It was a week and a half before Christmas and I arrived home from a work meeting just after 10 p.m. to find my husband loading the dishwasher and sobbing.
He had worked late too. My mother-in-law had been watching Graham when he arrived home a half hour before I did and relieved her. And what he saw made him cry.
"She didn't give Graham his bath, Kel," he told me. "And the place was a mess."
"Her stomach was bothering her again?"
"She probably just had an off night..."
"She raced out of here without even visiting with me. There were dishes everywhere. "
I remember murmuring that it had been a long day, that he was over-reacting.

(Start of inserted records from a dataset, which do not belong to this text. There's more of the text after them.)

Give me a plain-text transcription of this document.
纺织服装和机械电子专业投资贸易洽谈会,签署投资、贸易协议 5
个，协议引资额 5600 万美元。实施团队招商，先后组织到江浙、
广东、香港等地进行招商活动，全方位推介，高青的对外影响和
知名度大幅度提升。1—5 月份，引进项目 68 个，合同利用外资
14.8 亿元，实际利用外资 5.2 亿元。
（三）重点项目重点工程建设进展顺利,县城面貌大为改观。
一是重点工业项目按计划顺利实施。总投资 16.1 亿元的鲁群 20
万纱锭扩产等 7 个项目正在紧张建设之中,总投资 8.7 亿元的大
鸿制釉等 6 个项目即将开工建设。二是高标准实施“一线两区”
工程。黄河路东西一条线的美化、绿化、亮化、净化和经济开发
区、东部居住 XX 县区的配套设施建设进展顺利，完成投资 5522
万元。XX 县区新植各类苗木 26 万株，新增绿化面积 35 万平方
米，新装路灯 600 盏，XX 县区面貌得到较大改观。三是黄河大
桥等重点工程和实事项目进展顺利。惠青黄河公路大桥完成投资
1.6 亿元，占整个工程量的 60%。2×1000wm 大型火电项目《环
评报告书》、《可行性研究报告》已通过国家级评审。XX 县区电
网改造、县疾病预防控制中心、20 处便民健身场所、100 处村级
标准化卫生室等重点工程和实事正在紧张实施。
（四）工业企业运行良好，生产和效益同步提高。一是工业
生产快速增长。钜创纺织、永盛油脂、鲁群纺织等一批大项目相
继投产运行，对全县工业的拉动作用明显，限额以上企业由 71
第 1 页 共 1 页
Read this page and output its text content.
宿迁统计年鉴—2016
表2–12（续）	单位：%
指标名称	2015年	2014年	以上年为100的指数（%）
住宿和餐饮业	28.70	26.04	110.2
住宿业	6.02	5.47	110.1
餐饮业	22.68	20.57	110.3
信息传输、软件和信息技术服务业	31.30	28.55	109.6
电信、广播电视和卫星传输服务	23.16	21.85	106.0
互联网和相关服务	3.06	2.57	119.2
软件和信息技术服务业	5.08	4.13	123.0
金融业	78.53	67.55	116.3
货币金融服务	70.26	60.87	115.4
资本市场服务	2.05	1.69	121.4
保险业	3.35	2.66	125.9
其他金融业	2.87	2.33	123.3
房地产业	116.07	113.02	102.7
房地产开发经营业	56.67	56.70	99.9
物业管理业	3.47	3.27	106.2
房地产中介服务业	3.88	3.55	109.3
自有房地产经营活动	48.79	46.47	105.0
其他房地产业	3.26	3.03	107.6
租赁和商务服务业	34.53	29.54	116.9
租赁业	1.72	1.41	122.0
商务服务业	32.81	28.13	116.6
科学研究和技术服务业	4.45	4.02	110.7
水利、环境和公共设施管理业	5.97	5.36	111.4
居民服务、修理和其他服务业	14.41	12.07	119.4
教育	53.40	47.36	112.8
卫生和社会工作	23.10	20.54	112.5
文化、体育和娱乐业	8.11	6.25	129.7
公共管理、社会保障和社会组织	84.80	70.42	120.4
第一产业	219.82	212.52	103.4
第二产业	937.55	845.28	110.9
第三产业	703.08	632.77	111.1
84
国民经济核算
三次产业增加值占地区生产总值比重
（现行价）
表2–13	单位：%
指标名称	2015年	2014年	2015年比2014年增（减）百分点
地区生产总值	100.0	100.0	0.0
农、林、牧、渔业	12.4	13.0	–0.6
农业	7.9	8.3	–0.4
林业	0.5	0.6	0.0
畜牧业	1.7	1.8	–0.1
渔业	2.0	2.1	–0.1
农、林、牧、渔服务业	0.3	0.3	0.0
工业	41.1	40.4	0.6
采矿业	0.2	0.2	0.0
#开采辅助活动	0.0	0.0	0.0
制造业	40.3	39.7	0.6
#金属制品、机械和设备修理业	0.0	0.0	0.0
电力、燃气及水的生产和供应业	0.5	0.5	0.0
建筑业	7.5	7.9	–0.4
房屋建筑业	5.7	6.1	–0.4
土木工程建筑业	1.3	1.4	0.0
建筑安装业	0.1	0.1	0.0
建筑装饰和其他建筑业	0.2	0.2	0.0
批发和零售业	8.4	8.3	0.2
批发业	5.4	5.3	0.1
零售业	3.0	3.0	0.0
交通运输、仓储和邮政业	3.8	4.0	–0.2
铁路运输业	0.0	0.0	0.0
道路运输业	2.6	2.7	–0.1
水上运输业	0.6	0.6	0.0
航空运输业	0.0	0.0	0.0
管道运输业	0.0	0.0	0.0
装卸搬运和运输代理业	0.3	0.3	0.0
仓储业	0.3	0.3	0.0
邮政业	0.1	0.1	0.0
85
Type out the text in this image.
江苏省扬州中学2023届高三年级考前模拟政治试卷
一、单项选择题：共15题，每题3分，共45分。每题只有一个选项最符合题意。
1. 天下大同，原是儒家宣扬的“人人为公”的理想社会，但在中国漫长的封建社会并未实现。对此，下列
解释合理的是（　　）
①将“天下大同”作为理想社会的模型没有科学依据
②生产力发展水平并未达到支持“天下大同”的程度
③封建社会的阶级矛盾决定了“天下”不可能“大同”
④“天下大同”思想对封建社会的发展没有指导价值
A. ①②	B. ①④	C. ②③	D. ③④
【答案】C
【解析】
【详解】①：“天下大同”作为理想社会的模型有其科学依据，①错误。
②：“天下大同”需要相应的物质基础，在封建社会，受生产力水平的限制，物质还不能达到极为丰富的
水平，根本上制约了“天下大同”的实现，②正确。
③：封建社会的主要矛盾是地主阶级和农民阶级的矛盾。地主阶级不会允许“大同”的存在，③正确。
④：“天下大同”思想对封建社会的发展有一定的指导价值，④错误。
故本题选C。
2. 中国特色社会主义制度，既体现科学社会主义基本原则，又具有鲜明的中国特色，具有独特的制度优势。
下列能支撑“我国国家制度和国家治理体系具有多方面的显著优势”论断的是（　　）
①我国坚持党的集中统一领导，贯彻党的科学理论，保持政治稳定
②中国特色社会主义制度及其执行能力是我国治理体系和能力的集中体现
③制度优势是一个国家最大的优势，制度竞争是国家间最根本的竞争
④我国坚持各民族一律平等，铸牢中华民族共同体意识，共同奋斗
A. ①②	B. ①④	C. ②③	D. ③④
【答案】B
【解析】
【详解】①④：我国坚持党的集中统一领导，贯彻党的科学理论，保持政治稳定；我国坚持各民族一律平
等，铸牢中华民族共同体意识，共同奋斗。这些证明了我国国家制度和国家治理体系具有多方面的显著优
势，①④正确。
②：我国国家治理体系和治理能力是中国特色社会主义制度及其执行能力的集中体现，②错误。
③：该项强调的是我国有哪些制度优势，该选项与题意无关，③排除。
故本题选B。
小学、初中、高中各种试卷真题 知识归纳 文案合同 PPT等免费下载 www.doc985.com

But my stomach sank because I knew without a shadow of a doubt then - just as I always knew despite my desperate attempt at bravado - why he was crying.
"Something's wrong Kel," he said. "I have a really bad feeling. Something is very, very wrong."
Friday, the day after the funeral, Rob and I sat deflated after an endless whirl of activity.
"Remember that day when you came home and I was crying?"
"It was because I knew Kel. I just knew."
I burst into tears as his sobs started anew.
"I knew that night that nothing was ever going to be the same again."
My mother-in-law died exactly three months to the day from that night and nothing is ever going to be the same again.
I received an e-mail today from a reporter for Grandparents magazine asking for a quote about what role grandparents play in the lives of parents and their children. She probably didn't expect a novel in reply, but timing is everything and that is exactly what she got.
Among other things I wrote:
"My mother-in-law died 9 days ago and I am still trying to imagine how I will parent without her. She truly was my son's second mother and I didn't resent it because it allowed me so much free time with my husband and so much comfort knowing I could meet work obligations and he would be in safe hands.
"You simply can't expect grandparents to be there for you when you need them without giving away a little bit of autonomy as far as parental influence goes: it's a trade off and for me it was an excellent one.
"The way she loved my son was a revelation to my husband and I. When he was about six months old I remember saying to him: 'She loves him as much as we do! I didn't think it was possible but she does, she loves him as much as we do!'"
She did love Graham as much as we do. And he loved her back. And he doesn't understand where she has gone.
And my heart breaks every day because I don't know how to make him understand that nothing will ever be the same again.